Modelling the burden of disease

Purpose of the model

OECD’s Strategic Public Health Planning for NCDs (SPHeP-NCD) model consolidates previous OECD modelling work to produce a comprehensive set of key behavioural and physiological risk factors (e.g. obesity, physical activity, blood pressure) and their associated non-communicable diseases (NCDs).

At a high-level, the model predicts population health outcomes up until year 2050 at the country or regional level by comparing outputs across two scenarios – 1) baseline scenario (risk factors and diseases prevalence in the absence of interventions); and 2) intervention scenario (epidemiological impact of an intervention at the population level).

Results from the model are designed to inform evidence-based public health policy and strategic planning.

Core modules

At the core of the model are three modules: the Demographic module (e.g. date of birth, migration/emigration); the Risk factors (e.g. alcohol consumption); and the Disease module (e.g. disease incidence and fatality) (see Fig. 1 for an overview).

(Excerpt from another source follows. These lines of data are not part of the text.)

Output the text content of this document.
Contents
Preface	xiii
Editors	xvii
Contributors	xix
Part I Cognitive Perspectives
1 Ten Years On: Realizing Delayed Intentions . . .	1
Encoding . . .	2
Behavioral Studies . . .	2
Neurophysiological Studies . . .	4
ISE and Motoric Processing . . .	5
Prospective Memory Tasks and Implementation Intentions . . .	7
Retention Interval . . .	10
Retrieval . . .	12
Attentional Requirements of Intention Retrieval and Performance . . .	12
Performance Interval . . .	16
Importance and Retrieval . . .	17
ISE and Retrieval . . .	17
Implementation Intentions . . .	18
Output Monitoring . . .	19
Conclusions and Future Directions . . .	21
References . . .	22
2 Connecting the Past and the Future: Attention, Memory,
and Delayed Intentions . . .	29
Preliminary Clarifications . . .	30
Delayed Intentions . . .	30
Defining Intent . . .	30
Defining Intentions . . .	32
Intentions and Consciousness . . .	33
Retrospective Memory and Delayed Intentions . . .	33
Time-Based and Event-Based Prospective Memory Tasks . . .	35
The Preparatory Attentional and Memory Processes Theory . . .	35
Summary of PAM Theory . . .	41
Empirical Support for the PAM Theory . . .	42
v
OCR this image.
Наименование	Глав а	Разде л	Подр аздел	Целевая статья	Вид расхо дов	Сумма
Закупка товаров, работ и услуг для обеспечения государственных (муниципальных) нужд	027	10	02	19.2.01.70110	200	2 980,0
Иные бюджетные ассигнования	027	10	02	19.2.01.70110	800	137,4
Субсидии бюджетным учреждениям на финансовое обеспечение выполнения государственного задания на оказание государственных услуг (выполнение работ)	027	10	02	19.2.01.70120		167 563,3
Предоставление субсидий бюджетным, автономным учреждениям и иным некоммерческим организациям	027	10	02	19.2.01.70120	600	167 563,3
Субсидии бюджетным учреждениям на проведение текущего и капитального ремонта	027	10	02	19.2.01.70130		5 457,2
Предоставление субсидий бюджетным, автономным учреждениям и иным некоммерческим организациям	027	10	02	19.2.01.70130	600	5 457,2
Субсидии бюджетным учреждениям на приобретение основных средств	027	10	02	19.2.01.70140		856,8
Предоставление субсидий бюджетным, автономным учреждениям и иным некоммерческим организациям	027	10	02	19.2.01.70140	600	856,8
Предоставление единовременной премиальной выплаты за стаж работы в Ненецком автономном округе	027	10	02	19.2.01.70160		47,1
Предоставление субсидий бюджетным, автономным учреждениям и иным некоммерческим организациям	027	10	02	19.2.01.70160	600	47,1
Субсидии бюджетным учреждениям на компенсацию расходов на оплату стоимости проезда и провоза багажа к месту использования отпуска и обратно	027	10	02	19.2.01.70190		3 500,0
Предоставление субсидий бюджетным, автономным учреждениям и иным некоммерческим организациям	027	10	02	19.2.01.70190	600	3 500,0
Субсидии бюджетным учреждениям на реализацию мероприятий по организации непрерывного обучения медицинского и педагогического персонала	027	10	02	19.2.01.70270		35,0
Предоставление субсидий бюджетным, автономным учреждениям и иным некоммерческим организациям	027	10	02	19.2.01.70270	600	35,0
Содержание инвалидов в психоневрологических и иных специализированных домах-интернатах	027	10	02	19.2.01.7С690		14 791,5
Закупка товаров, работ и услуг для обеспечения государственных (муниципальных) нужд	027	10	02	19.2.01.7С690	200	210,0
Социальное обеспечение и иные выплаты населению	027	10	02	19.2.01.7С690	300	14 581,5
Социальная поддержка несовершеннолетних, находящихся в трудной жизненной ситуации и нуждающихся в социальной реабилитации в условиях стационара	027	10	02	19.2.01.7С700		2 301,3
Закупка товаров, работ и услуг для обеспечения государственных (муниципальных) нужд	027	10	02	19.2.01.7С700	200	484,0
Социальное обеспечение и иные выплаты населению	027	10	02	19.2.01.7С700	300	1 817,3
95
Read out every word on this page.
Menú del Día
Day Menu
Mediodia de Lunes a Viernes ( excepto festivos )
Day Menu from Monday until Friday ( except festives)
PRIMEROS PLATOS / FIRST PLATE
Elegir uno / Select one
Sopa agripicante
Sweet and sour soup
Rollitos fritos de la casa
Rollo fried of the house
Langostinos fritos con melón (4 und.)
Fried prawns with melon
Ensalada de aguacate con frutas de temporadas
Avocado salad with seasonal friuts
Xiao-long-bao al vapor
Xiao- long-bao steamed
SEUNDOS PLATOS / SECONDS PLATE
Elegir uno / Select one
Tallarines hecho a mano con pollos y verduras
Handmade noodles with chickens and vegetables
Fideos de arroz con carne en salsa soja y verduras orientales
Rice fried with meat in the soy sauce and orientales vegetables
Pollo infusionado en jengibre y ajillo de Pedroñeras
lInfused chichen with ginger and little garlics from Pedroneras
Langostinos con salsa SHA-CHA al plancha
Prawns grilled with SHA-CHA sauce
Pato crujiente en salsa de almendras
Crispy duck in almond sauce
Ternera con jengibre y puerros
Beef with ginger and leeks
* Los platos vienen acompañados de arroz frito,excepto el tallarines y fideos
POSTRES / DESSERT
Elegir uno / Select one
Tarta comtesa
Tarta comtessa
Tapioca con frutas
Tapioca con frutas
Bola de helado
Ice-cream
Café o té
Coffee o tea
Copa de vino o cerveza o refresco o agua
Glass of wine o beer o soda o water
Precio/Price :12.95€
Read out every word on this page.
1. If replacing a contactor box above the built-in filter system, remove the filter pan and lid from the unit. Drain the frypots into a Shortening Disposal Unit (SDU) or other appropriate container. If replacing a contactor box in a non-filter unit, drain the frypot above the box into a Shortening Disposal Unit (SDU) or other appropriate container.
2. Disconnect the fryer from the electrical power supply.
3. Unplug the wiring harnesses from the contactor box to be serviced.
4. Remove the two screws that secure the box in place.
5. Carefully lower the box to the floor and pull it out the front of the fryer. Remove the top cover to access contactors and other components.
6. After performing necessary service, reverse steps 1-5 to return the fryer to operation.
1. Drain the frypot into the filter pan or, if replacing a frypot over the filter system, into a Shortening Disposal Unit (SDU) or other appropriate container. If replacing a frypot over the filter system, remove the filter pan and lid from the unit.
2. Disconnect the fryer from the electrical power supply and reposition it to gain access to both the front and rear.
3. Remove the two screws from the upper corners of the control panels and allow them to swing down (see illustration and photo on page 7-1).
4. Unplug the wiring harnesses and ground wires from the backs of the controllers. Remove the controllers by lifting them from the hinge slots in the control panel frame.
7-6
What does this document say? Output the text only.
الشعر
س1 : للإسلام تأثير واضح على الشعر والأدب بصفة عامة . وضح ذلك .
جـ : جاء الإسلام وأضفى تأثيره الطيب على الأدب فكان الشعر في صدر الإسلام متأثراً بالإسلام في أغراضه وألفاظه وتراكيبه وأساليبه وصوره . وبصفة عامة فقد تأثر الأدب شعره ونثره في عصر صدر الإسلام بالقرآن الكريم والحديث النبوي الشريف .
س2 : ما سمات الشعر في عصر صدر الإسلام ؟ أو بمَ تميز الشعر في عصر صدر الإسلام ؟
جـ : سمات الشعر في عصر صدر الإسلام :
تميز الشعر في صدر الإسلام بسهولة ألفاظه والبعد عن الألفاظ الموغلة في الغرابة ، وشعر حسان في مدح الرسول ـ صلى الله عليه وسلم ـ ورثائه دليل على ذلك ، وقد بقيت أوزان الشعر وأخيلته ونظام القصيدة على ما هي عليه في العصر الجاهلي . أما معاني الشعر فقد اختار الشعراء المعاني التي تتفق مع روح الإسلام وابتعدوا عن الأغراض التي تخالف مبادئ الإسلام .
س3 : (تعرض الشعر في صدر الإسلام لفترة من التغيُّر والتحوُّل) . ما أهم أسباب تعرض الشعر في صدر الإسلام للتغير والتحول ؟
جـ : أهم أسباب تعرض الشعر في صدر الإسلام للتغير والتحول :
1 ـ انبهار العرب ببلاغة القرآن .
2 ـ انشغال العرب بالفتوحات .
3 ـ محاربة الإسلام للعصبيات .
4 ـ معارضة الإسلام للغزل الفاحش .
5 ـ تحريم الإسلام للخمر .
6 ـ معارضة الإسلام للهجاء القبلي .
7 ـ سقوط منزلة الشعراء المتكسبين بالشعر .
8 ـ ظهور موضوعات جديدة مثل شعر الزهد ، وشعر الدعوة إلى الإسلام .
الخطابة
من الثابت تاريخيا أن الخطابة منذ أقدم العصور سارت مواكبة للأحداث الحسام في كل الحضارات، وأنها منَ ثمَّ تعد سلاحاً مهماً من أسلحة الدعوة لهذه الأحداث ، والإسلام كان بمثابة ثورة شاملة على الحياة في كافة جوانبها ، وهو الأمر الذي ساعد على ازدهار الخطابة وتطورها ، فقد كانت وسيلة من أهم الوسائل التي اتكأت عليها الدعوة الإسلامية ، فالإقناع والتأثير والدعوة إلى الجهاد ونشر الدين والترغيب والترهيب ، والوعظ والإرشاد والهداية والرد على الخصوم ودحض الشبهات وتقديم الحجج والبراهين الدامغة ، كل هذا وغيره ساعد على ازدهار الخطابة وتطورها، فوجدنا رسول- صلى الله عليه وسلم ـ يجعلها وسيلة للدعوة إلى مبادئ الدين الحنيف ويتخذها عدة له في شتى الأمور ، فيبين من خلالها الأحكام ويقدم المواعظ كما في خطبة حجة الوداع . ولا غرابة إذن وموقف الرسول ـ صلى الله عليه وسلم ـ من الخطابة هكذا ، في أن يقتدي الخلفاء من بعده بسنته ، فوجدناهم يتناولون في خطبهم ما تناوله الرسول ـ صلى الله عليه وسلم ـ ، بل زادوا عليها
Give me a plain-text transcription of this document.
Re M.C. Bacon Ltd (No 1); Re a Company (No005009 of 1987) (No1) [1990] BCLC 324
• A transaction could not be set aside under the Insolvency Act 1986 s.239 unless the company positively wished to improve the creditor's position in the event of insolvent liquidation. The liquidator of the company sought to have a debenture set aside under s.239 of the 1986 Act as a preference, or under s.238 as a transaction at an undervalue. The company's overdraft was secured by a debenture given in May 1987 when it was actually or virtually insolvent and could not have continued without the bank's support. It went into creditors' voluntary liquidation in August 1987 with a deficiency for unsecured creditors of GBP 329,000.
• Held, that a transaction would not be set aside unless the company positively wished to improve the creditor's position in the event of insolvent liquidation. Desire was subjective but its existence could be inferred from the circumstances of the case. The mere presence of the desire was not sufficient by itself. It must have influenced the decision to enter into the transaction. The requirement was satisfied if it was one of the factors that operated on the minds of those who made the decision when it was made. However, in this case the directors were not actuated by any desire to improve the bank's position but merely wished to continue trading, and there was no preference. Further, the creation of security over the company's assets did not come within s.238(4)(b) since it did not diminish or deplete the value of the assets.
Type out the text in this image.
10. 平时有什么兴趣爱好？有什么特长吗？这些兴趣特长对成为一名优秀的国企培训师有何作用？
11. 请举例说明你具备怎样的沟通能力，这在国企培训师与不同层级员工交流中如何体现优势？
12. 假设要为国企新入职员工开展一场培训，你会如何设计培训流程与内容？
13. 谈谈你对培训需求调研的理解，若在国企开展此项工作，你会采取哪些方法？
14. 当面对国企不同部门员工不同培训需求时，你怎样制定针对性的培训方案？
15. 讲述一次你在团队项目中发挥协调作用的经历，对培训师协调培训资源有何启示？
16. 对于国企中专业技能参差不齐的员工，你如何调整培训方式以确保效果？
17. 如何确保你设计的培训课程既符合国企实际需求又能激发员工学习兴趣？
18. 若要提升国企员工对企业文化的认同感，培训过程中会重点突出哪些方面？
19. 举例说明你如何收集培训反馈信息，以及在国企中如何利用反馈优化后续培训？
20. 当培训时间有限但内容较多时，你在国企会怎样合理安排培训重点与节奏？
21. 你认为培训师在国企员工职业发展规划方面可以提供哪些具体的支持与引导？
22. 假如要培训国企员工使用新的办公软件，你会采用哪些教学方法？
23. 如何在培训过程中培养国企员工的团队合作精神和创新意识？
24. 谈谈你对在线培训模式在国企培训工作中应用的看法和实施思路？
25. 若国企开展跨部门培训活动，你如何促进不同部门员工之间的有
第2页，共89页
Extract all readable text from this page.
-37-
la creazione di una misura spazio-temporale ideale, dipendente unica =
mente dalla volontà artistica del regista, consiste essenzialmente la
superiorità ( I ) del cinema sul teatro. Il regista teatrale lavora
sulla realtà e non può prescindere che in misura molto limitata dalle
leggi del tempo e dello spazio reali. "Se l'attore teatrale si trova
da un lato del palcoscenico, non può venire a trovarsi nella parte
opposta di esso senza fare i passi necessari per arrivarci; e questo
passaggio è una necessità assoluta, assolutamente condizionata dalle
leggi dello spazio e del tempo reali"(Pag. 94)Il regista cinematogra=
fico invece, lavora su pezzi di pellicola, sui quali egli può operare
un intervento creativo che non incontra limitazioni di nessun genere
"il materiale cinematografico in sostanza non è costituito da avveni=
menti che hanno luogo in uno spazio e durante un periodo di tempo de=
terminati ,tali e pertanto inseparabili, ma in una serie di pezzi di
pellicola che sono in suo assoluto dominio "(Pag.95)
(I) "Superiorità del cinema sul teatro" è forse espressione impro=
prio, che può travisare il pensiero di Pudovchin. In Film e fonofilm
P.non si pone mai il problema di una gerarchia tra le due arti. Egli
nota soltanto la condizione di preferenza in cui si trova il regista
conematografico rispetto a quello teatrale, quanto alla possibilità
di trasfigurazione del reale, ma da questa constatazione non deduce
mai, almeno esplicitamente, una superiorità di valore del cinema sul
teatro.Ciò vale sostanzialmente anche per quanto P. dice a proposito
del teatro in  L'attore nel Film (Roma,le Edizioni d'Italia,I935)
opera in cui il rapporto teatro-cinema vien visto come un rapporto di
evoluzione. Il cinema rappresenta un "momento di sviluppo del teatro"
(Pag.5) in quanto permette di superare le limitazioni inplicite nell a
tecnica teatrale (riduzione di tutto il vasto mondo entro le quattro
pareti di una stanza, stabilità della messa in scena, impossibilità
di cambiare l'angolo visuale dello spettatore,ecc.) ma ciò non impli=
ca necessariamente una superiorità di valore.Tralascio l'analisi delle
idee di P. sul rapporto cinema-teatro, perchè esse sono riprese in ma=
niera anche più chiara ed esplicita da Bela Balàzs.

Individuals in the model are ascribed a set of demographic, disease and risk factors (i.e. the three main modules). The model covers the entire lifetime of individuals, that is, individuals enter the model when they are born and exit when they die; these are just two ‘events’ experienced by the individuals (i.e. the demographic module). Other randomly determined ‘events’ experienced by individuals are disease incidence, remission, fatality and prevalence (i.e. the disease module). The disease ‘event’ with the shortest time span will affect individuals first and will have a ‘knock-on’ effect on subsequent ‘events’, that is, the model takes into account the causal relationship between diseases. For example, individuals who develops diabetes will be more likely (than before diabetes incidence) to have hypertension. Unlike diseases, risk factors remain consistent over time. Specifically, when individuals enter the model, they are allocated a fixed quantile for each risk factor, which does not change over time (e.g. the BMI od individuals may increase with age, however, so too will the overall population’s, thus indivuduals remains in the same position).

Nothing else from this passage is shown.